The simplified company verification procedure only applies if you can confirm the company is one of the following:
- a domestic (registered in Australia) company, listed on an Australian stock exchange
- a majority-owned subsidiary of a domestic company listed on an Australian stock exchange
- licensed and regulated by a Commonwealth, state or territory government regulator.
Documents obtained from at least one of the following will confirm this and can be used as verification:
- searching the relevant domestic stock exchange
- a public document issued by the company (such as an annual report)
- searching a relevant Australian Securities and Investments Commission (ASIC) database
- searching the licence or other records of the relevant regulator.
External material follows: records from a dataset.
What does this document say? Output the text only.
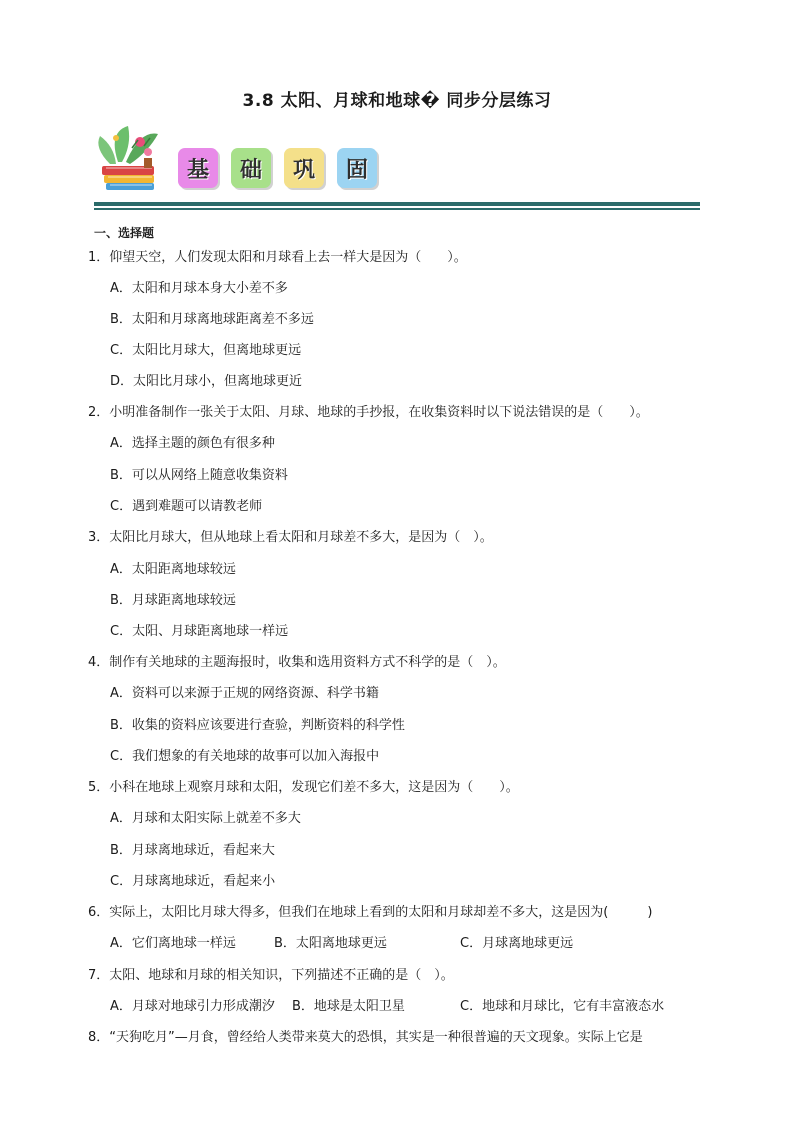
3.8 太阳、月球和地球� 同步分层练习
基 础 巩 固
一、选择题
1．仰望天空，人们发现太阳和月球看上去一样大是因为（　　）。
A．太阳和月球本身大小差不多
B．太阳和月球离地球距离差不多远
C．太阳比月球大，但离地球更远
D．太阳比月球小，但离地球更近
2．小明准备制作一张关于太阳、月球、地球的手抄报，在收集资料时以下说法错误的是（　　）。
A．选择主题的颜色有很多种
B．可以从网络上随意收集资料
C．遇到难题可以请教老师
3．太阳比月球大，但从地球上看太阳和月球差不多大，是因为（　）。
A．太阳距离地球较远
B．月球距离地球较远
C．太阳、月球距离地球一样远
4．制作有关地球的主题海报时，收集和选用资料方式不科学的是（　）。
A．资料可以来源于正规的网络资源、科学书籍
B．收集的资料应该要进行查验，判断资料的科学性
C．我们想象的有关地球的故事可以加入海报中
5．小科在地球上观察月球和太阳，发现它们差不多大，这是因为（　　）。
A．月球和太阳实际上就差不多大
B．月球离地球近，看起来大
C．月球离地球近，看起来小
6．实际上，太阳比月球大得多，但我们在地球上看到的太阳和月球却差不多大，这是因为(　　　)
A．它们离地球一样远	B．太阳离地球更远	C．月球离地球更远
7．太阳、地球和月球的相关知识，下列描述不正确的是（　）。
A．月球对地球引力形成潮汐 B．地球是太阳卫星	C．地球和月球比，它有丰富液态水
8．“天狗吃月”—月食，曾经给人类带来莫大的恐惧，其实是一种很普遍的天文现象。实际上它是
The simplified trust verification procedure only applies if you can confirm the trust is one of the following:
- a managed investment scheme registered by ASIC
- an unregistered managed investment scheme that only has wholesale clients and does not make small scale offerings
- a trust registered with and regulated by an Commonwealth Government regulator
- a government superannuation fund established under legislation.
Confirming that your customer fits one of the above criteria is sufficient verification.
You must have risk-based systems and controls in place to deal with discrepancies you notice while verifying customer information, such as if someone’s name on their passport doesn’t match the name they gave you, or the name of a director provided by a company doesn’t appear on the company search extract. If you notice inconsistencies, you should collect more information from your customer. The procedures you document to deal with this situation must be appropriate for your business or organisation.
If a customer gives you identification documents in a language other than English, you should use an accredited translator to translate them into English, unless you or an employee understand the language used. In that case, you can translate the document/s into English yourself, but you should keep a record for other employees and to show AUSTRAC.
This guidance sets out how we interpret the Act, along with associated Rules and regulations. Australian courts are ultimately responsible for interpreting these laws and determining if any provisions of these laws are contravened.
The examples and scenarios in this guidance are meant to help explain our interpretation of these laws. They’re not exhaustive or meant to cover every possible scenario.
This guidance provides general information and isn't a substitute for legal advice. This guidance avoids legal language wherever possible and it might include generalisations about the application of the law. Some provisions of the law referred to have exceptions or important qualifications. In most cases your particular circumstances must be taken into account when determining how the law applies to you.